While everyone seemed to be more than excited with the trailer that Lucasfilm introduced at the Star Wars Celebration in Anaheim, last month, it is plain that there will be a lot of new characters (human and alien) that we will meet in the kick-off of a new trilogy. However, The Force Awakens is also expected to be the send-off of those beloved characters from the original trilogy and the establishment of fresh ones.
In a piece from Vanity Fair, which is promoting the much awaited film with a spread that includes new, on set stills captured by famed photographer Annie Leibovitz, Abrams discussed how his film will tie with the originals.
“We’ve obviously had a lot of time (during the development process) to talk about what’s happened outside of the borders of the story that you’re seeing. So there are, of course, references to things, and some are very oblique so that hopefully the audience can infer what the characters are referring to.”
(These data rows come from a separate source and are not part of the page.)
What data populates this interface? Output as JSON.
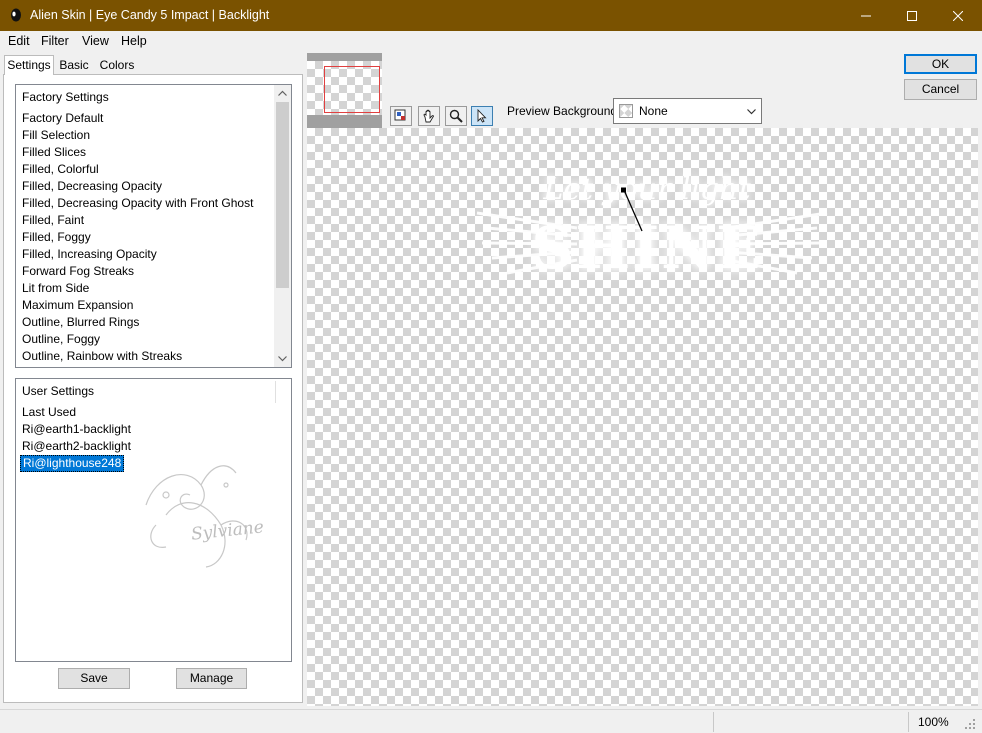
{
  "window": {
    "title": "Alien Skin | Eye Candy 5 Impact | Backlight",
    "controls": [
      "minimize",
      "maximize",
      "close"
    ],
    "titlebar_color": "#7a5200"
  },
  "menu": {
    "items": [
      {
        "label": "Edit"
      },
      {
        "label": "Filter"
      },
      {
        "label": "View"
      },
      {
        "label": "Help"
      }
    ]
  },
  "tabs": [
    {
      "label": "Settings",
      "active": true
    },
    {
      "label": "Basic",
      "active": false
    },
    {
      "label": "Colors",
      "active": false
    }
  ],
  "factory_settings": {
    "header": "Factory Settings",
    "items": [
      "Factory Default",
      "Fill Selection",
      "Filled Slices",
      "Filled, Colorful",
      "Filled, Decreasing Opacity",
      "Filled, Decreasing Opacity with Front Ghost",
      "Filled, Faint",
      "Filled, Foggy",
      "Filled, Increasing Opacity",
      "Forward Fog Streaks",
      "Lit from Side",
      "Maximum Expansion",
      "Outline, Blurred Rings",
      "Outline, Foggy",
      "Outline, Rainbow with Streaks"
    ]
  },
  "user_settings": {
    "header": "User Settings",
    "items": [
      {
        "label": "Last Used",
        "selected": false
      },
      {
        "label": "Ri@earth1-backlight",
        "selected": false
      },
      {
        "label": "Ri@earth2-backlight",
        "selected": false
      },
      {
        "label": "Ri@lighthouse248",
        "selected": true
      }
    ],
    "watermark_text": "Sylviane"
  },
  "buttons": {
    "save": "Save",
    "manage": "Manage",
    "ok": "OK",
    "cancel": "Cancel"
  },
  "preview": {
    "background_label": "Preview Background:",
    "background_value": "None",
    "tools": [
      "reset-view-icon",
      "hand-pan-icon",
      "zoom-icon",
      "pointer-arrow-icon"
    ],
    "active_tool": "pointer-arrow-icon",
    "artwork_text_top": "Let your light",
    "artwork_text_main": "SHINE"
  },
  "status": {
    "zoom": "100%"
  },
  "colors": {
    "accent": "#0078d7",
    "panel_bg": "#f0f0f0"
  }
}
Abrams is conscious of how things have change from the 1970s and 1980s, when the original Star Wars trilogy was first released. He has the very difficult task of pleasing die-hard fans who want to bring back that “feel” of the first trilogy, while introducing new and exciting characters with an interesting storyline.
“There are a few specific references that are kind of my own little stupid, secret ones. But I will say that because the world is a different place now than it was when that movie came out, we can’t come out with the same thing and expect people to react as if they hadn’t seen it before. I’m not sure we could count the movies that have, since 1977, tried to embrace a similar mythic quality and in some cases a similar aesthetic or even humorous approach to a space adventure.
“So on the one hand, you’re tempted to turn this into a meta–Star Wars, but that feels like you’re taking, by default, an ironic approach, which feels anti–Star Wars. So to me it’s not about trying to remake exactly what we’ve seen. It’s about inheriting and embracing the elements of Star Wars that are the tenets of what is so powerful. If this were a Western… well, there are the plains, there’s the saloon in town, there’s the bad guy who probably wears dark clothes, there are probably horses, there might be a stagecoach. I mean there’s the list of things that you know every Western must have.”
One of the burning questions Star Wars fans have is whether we will bid farewell to the original cast members in The Force Awakens, after all they’re no spring chickens and at some point we must.